1885–1918: The Municipal Borough of Totnes, and the Sessional Divisions of Ermington and Plympton, and Stanborough and Coleridge.

1918–1950: The Municipal Borough of Totnes, the Urban Districts of Ashburton, Buckfastleigh, Kingsbridge, Newton Abbot, Salcombe, and Teignmouth, the Rural District of Kingsbridge, and parts of the Rural Districts of Newton Abbot and Totnes.

1950–1974: The Municipal Boroughs of Clifton, Dartmouth, Hardness, and Totnes, the Urban Districts of Ashburton, Buckfastleigh, Kingsbridge, Newton Abbot, and Salcombe, the Rural Districts of Kingsbridge and Newton Abbot, and part of the Rural District of Totnes.

1974–1983: The Municipal Boroughs of Clifton, Dartmouth, Hardness, and Totnes, the Urban Districts of Ashburton, Buckfastleigh, Kingsbridge, Newton Abbot, and Salcombe, and the Rural Districts of Kingsbridge, Newton Abbot, and Totnes.

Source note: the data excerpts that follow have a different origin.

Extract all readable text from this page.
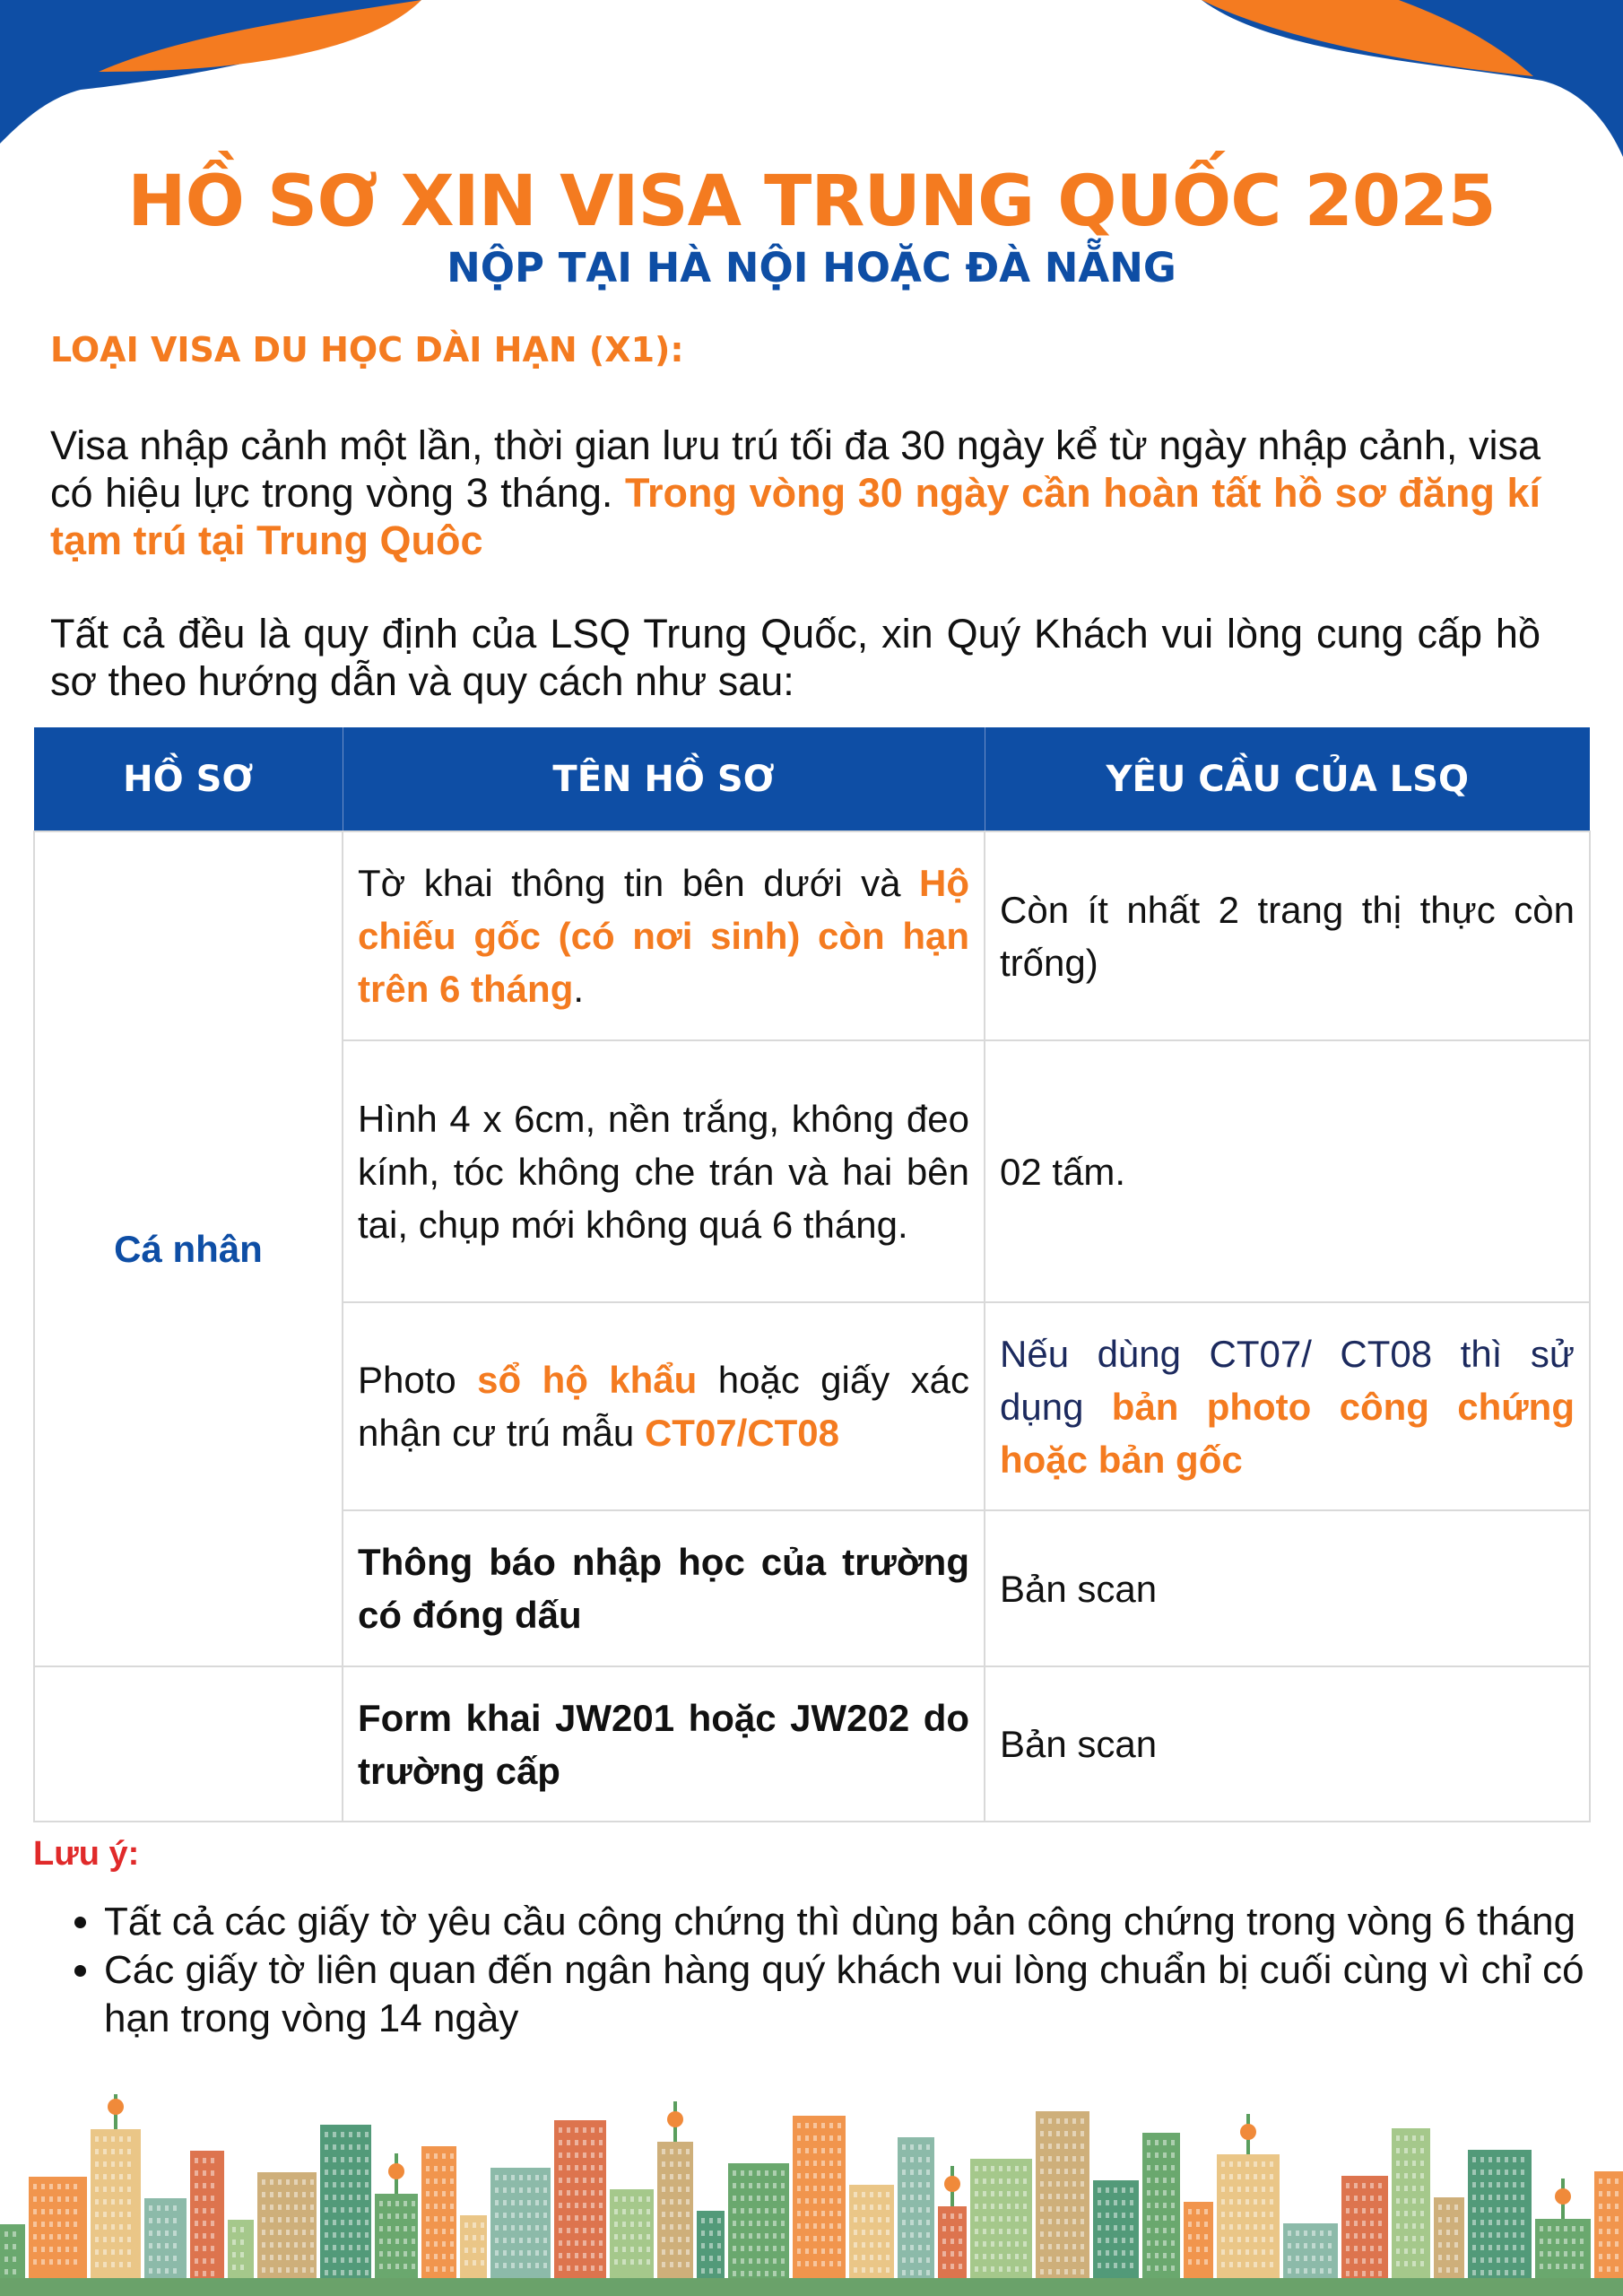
HỒ SƠ XIN VISA TRUNG QUỐC 2025
NỘP TẠI HÀ NỘI HOẶC ĐÀ NẴNG
LOẠI VISA DU HỌC DÀI HẠN (X1):
Visa nhập cảnh một lần, thời gian lưu trú tối đa 30 ngày kể từ ngày nhập cảnh, visa có hiệu lực trong vòng 3 tháng. Trong vòng 30 ngày cần hoàn tất hồ sơ đăng kí tạm trú tại Trung Quôc
Tất cả đều là quy định của LSQ Trung Quốc, xin Quý Khách vui lòng cung cấp hồ sơ theo hướng dẫn và quy cách như sau:
HỒ SƠ	TÊN HỒ SƠ	YÊU CẦU CỦA LSQ
Cá nhân	Tờ khai thông tin bên dưới và Hộ chiếu gốc (có nơi sinh) còn hạn trên 6 tháng.	Còn ít nhất 2 trang thị thực còn trống)
	Hình 4 x 6cm, nền trắng, không đeo kính, tóc không che trán và hai bên tai, chụp mới không quá 6 tháng.	02 tấm.
	Photo sổ hộ khẩu hoặc giấy xác nhận cư trú mẫu CT07/CT08	Nếu dùng CT07/ CT08 thì sử dụng bản photo công chứng hoặc bản gốc
	Thông báo nhập học của trường có đóng dấu	Bản scan
	Form khai JW201 hoặc JW202 do trường cấp	Bản scan
Lưu ý:
• Tất cả các giấy tờ yêu cầu công chứng thì dùng bản công chứng trong vòng 6 tháng
• Các giấy tờ liên quan đến ngân hàng quý khách vui lòng chuẩn bị cuối cùng vì chỉ có hạn trong vòng 14 ngày
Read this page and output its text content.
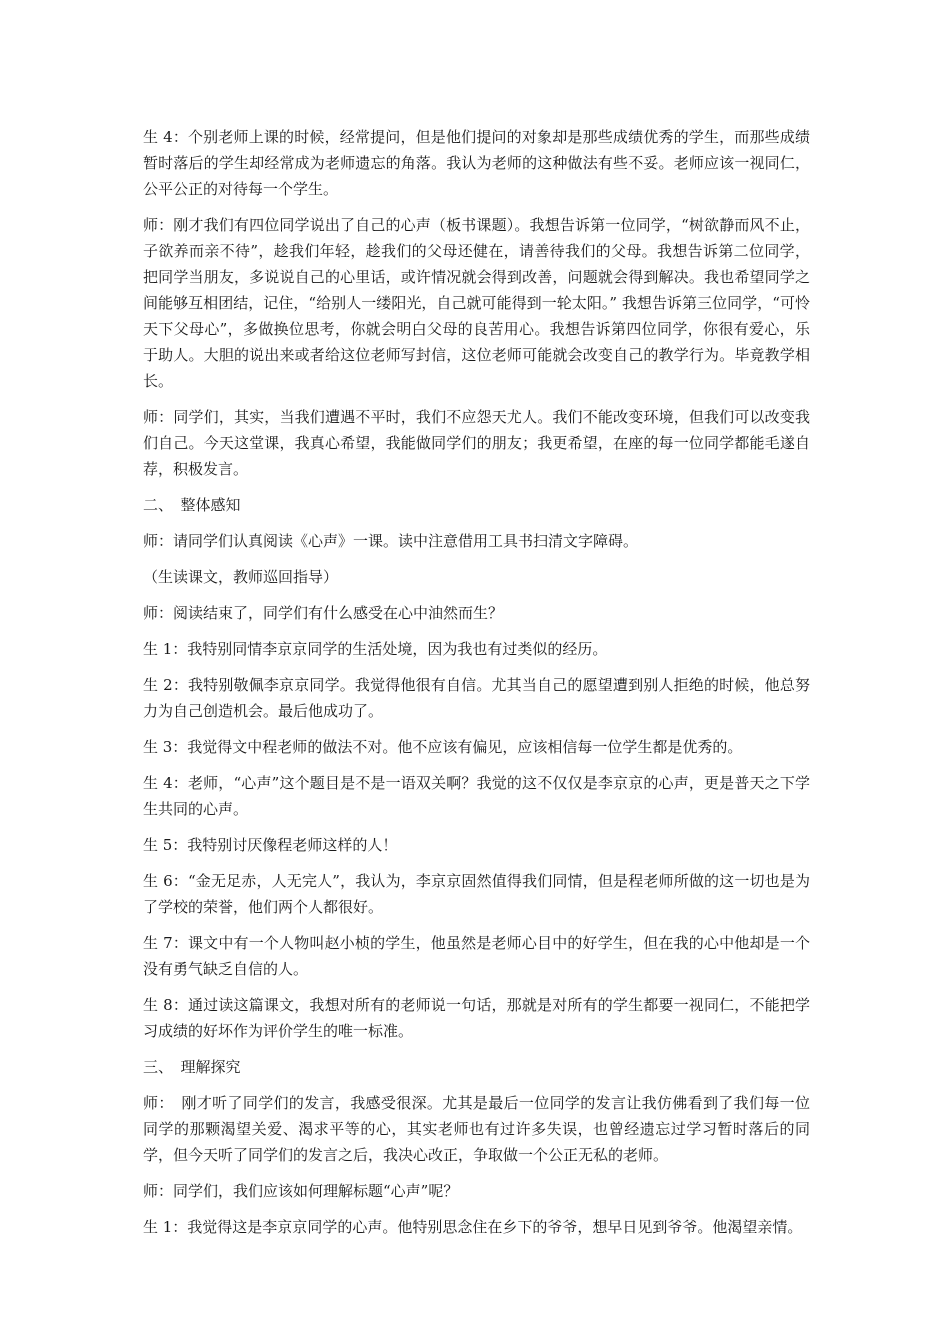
生 4：个别老师上课的时候，经常提问，但是他们提问的对象却是那些成绩优秀的学生，而那些成绩暂时落后的学生却经常成为老师遗忘的角落。我认为老师的这种做法有些不妥。老师应该一视同仁，公平公正的对待每一个学生。

师：刚才我们有四位同学说出了自己的心声（板书课题）。我想告诉第一位同学，“树欲静而风不止，子欲养而亲不待”，趁我们年轻，趁我们的父母还健在，请善待我们的父母。我想告诉第二位同学，把同学当朋友，多说说自己的心里话，或许情况就会得到改善，问题就会得到解决。我也希望同学之间能够互相团结，记住，“给别人一缕阳光，自己就可能得到一轮太阳。” 我想告诉第三位同学，“可怜天下父母心”，多做换位思考，你就会明白父母的良苦用心。我想告诉第四位同学，你很有爱心，乐于助人。大胆的说出来或者给这位老师写封信，这位老师可能就会改变自己的教学行为。毕竟教学相长。

师：同学们，其实，当我们遭遇不平时，我们不应怨天尤人。我们不能改变环境，但我们可以改变我们自己。今天这堂课，我真心希望，我能做同学们的朋友；我更希望，在座的每一位同学都能毛遂自荐，积极发言。

二、　整体感知

师：请同学们认真阅读《心声》一课。读中注意借用工具书扫清文字障碍。

（生读课文，教师巡回指导）

师：阅读结束了，同学们有什么感受在心中油然而生？

生 1：我特别同情李京京同学的生活处境，因为我也有过类似的经历。

生 2：我特别敬佩李京京同学。我觉得他很有自信。尤其当自己的愿望遭到别人拒绝的时候，他总努力为自己创造机会。最后他成功了。

生 3：我觉得文中程老师的做法不对。他不应该有偏见，应该相信每一位学生都是优秀的。

生 4：老师，“心声”这个题目是不是一语双关啊？我觉的这不仅仅是李京京的心声，更是普天之下学生共同的心声。

生 5：我特别讨厌像程老师这样的人！

生 6：“金无足赤，人无完人”，我认为，李京京固然值得我们同情，但是程老师所做的这一切也是为了学校的荣誉，他们两个人都很好。

生 7：课文中有一个人物叫赵小桢的学生，他虽然是老师心目中的好学生，但在我的心中他却是一个没有勇气缺乏自信的人。

生 8：通过读这篇课文，我想对所有的老师说一句话，那就是对所有的学生都要一视同仁，不能把学习成绩的好坏作为评价学生的唯一标准。

三、　理解探究

师：　刚才听了同学们的发言，我感受很深。尤其是最后一位同学的发言让我仿佛看到了我们每一位同学的那颗渴望关爱、渴求平等的心，其实老师也有过许多失误，也曾经遗忘过学习暂时落后的同学，但今天听了同学们的发言之后，我决心改正，争取做一个公正无私的老师。

师：同学们，我们应该如何理解标题“心声”呢？

生 1：我觉得这是李京京同学的心声。他特别思念住在乡下的爷爷，想早日见到爷爷。他渴望亲情。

1997–2010: The District of South Hams wards of Avon and Harbourne, Avonleigh, Dartington, Dartmouth Clifton, Dartmouth Hardness, Dart Valley, Eastmoor, Garabrook, Kingsbridge, Kingswear, Malborough, Marldon, Salcombe, Saltstone, Skerries, South Brent, Stoke Gabriel, Stokenham, Thurlestone, Totnes, Totnes Bridgetown, and West Dart, the Borough of Torbay wards of Blatchcombe, Furzeham with Churston, and St Peter's with St Mary's, and the District of Teignbridge wards of Ambrook, Ashburton, and Buckfastleigh.

2010–present: The District of South Hams wards of Allington and Loddiswell, Avon and Harbourne, Dartington, Dartmouth and Kingswear, Dartmouth Townstal, East Dart, Eastmoor, Kingsbridge East, Kingsbridge North, Marldon, Salcombe and Malborough, Saltstone, Skerries, South Brent, Stokenham, Thurlestone, Totnes Bridgetown, Totnes Town, West Dart, and Westville and Alvington, and the Borough of Torbay wards of Berry Head with Furzeham, Blatchcombe, Churston with Galmpton, and St Mary's with Summercombe.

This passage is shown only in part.